La mise au point d’un programme commun du mouvement socialiste, la formation d’un parti transnational voilà les instruments dont nous avons besoin tout de suite.

L’union politique

C’est par le développement des moyens d’interventions collectifs, que l’on fera plier le marché aux impératifs sociaux et culturels placés au cœur du projet de civilisation de la gauche. Démocratie, citoyenneté. Voilà les seules garanties pour que l’Europe soit celle des peuples et des salariés. L’union économique et monétaire, l’union politique sont donc moins des objectifs à se fixer que les moyens pour réaliser, avec nos idéaux.
La Présidence française peut être le levier d’un mouvement de transfert des compétences en direction du Parlement Européen. Celui-ci doit devenir le véritable lieu de décision. Ceci suppose aussi des transferts de souveraineté que les parlements nationaux adopteraient.

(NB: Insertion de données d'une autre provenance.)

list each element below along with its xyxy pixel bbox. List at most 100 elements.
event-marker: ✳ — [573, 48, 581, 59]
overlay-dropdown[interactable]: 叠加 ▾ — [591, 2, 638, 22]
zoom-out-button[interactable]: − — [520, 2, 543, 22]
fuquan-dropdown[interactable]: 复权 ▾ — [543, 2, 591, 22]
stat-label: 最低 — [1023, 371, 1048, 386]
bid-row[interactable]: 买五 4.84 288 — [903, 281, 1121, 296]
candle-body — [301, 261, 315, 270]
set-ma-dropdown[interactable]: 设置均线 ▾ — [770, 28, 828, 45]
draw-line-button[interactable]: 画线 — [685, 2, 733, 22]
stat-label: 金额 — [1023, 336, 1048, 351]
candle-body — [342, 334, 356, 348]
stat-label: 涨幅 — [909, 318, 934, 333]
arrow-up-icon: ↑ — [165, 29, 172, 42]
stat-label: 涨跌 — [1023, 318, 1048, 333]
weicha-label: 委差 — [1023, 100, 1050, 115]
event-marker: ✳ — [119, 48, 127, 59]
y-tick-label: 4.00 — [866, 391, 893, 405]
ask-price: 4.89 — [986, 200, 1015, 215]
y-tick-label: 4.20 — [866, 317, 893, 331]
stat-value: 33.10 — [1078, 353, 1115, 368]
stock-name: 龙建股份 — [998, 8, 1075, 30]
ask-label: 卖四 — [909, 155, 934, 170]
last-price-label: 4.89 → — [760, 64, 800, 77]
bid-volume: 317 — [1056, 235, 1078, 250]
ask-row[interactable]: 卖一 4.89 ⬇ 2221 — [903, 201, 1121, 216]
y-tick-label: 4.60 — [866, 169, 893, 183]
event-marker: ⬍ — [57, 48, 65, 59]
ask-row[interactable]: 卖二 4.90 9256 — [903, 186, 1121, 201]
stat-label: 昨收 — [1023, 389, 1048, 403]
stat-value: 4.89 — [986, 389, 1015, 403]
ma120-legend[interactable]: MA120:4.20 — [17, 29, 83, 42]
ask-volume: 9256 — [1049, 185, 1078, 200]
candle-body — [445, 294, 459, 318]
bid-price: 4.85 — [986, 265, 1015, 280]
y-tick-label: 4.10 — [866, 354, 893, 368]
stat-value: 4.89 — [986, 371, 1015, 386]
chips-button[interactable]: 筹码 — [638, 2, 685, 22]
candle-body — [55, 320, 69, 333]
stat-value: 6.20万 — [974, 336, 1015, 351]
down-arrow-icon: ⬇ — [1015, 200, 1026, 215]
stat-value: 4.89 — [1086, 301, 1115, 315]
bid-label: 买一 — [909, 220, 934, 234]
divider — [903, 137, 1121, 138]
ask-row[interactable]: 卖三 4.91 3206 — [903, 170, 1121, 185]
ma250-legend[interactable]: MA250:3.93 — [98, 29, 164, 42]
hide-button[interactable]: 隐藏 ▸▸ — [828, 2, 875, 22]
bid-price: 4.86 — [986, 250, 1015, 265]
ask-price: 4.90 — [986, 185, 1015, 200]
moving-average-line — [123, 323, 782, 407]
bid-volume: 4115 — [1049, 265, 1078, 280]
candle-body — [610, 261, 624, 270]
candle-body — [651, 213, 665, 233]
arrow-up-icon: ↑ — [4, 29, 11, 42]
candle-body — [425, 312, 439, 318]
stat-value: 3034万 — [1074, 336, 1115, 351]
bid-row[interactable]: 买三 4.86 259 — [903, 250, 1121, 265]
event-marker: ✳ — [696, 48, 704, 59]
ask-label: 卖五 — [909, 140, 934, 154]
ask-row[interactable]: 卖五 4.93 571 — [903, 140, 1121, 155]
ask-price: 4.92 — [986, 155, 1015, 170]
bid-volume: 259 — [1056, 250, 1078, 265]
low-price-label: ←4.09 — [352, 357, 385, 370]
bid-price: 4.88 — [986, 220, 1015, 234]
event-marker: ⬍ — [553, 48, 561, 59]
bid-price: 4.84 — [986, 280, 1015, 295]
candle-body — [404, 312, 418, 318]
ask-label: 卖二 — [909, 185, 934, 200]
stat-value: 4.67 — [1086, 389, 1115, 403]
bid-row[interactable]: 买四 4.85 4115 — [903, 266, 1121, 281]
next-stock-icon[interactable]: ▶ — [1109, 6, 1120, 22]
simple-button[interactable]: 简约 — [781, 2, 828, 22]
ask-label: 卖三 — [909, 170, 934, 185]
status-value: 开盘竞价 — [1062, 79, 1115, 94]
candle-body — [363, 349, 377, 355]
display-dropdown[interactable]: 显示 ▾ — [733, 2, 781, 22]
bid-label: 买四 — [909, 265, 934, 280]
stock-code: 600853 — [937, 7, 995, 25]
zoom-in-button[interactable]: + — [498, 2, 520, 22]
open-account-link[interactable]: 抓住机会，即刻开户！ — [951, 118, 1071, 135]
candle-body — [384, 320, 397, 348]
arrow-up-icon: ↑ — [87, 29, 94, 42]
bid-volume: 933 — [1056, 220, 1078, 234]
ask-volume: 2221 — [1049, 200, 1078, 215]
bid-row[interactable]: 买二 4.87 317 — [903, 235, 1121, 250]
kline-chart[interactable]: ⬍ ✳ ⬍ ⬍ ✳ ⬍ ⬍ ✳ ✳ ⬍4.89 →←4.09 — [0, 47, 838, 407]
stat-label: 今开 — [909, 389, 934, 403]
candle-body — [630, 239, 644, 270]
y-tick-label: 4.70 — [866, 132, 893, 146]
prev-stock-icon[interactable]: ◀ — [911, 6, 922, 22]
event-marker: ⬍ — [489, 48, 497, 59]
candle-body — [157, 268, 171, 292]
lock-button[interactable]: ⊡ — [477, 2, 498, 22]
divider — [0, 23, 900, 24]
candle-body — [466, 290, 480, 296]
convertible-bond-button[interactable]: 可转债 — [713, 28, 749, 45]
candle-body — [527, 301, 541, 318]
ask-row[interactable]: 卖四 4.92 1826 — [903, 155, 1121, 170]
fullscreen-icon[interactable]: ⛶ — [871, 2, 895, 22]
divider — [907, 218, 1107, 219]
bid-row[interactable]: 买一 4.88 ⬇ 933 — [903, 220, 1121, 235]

b. Non à «I’Etat modeste».

La révolution conservatrice a concentré ses attaques sur le rôle de l’Etat: c’est lui qui aurait porté une bonne part de la responsabilité de la crise (… les fameuses rigidités incompatibles avec la révolution technologique et l’économie «moderne»). Il fallait avant tout revenir à « l’Etat modeste», le désengager de ses fonctions collectives.
Oui mais voilà, nombre d’acteurs de la vie économique et sociale aujourd’hui appellent son intervention, y compris ceux qui le vouaient hier aux gémonies (les appels au protectionnisme face aux voitures japonaises, les demandes d’intervention de la France pour reculer l’échéance de l’essence sans plomb, les quotas dans l’audiovisuel, etc. .. ).
Dans des domaines comme la sécurité, la santé, la défense de l’environnement, nous sommes confrontés à une demande « de plus et de mieux d’Etat». Quoi d’étonnant ? Qui en dehors de l’Etat, garant de l’intérêt collectif, pourrait faire contrepoids, par exemple, à la course aux profits, lorsqu’elle détruit l’environnement et engendre de profonds déséquilibres dans l’aménagement du territoire ?
Voilà pourquoi il nous faut lutter pied à pied contre toutes les tentatives réactionnaires visant à réduire l’intervention de l’Etat et à limiter son champ de compétence.
Nous avons besoin d’un Etat volontaire, affichant clairement ses objectifs, permettant ainsi à tous les citoyens de contrôler son action et de s’y impliquer, ce qui ne signifie pas un état technocratique omniprésent. Affirmer cette volonté nouvelle de l’Etat doit être une des tâches de cette législature. Encore faut-il pour pouvoir agir disposer des moyens humains et financiers !

c. L’arme budgétaire

La volonté d’une majorité politique peut se lire entre les lignes du budget de l’Etat.
Oui mais voilà, le projet de budget se présente avec des dépenses et des recettes, bloquées à 80 % voire à90 %,
reconduites d’année en année. D’où le refrain des «gestionnaires sérieux » qui, face à la montée des aspirations
sociales, déclarent doctement… que les marges de manœuvres sont quasi nulles (« Il n’y a pas d’autre politique
possible»), qu’on ne peut pas accroître trop fortement le pouvoir d’achat des salariés sous peine d’augmenter le
déficit de la balance des paiements, de relancer l’inflation, etc. … etc. .. Comme dit la chanson «Tout le monde il a
raison, tout le monde il a tort». Oui si nous restons dans le cadre des critères libéraux d’une bonne gestion
économique, nous nous enfermons par avance dans le dilemme si cher au Premier Ministre « le cœur ou la
raison».
Si l’on ajoute la pression que constitue l’ouverture du grand marché européen, il nous sera démontré que nos
marges de manœuvres sont réellement égales à zéro si l’on veut rester dans la course ! On voit bien que, dans
ce cadre, le débat n’a plus d’objet, nous sommes dans la seringue des eurocrates et notre action ne peut se
limiter qu’à des saupoudrages sur les plaies sociales les plus criantes.
Ouvrir la voie à une autre logique sur la base d’un échéancier maîtrisé, dégager de nouveaux espaces à la liberté
d’action, de l’Etat telle doit être notre orientation.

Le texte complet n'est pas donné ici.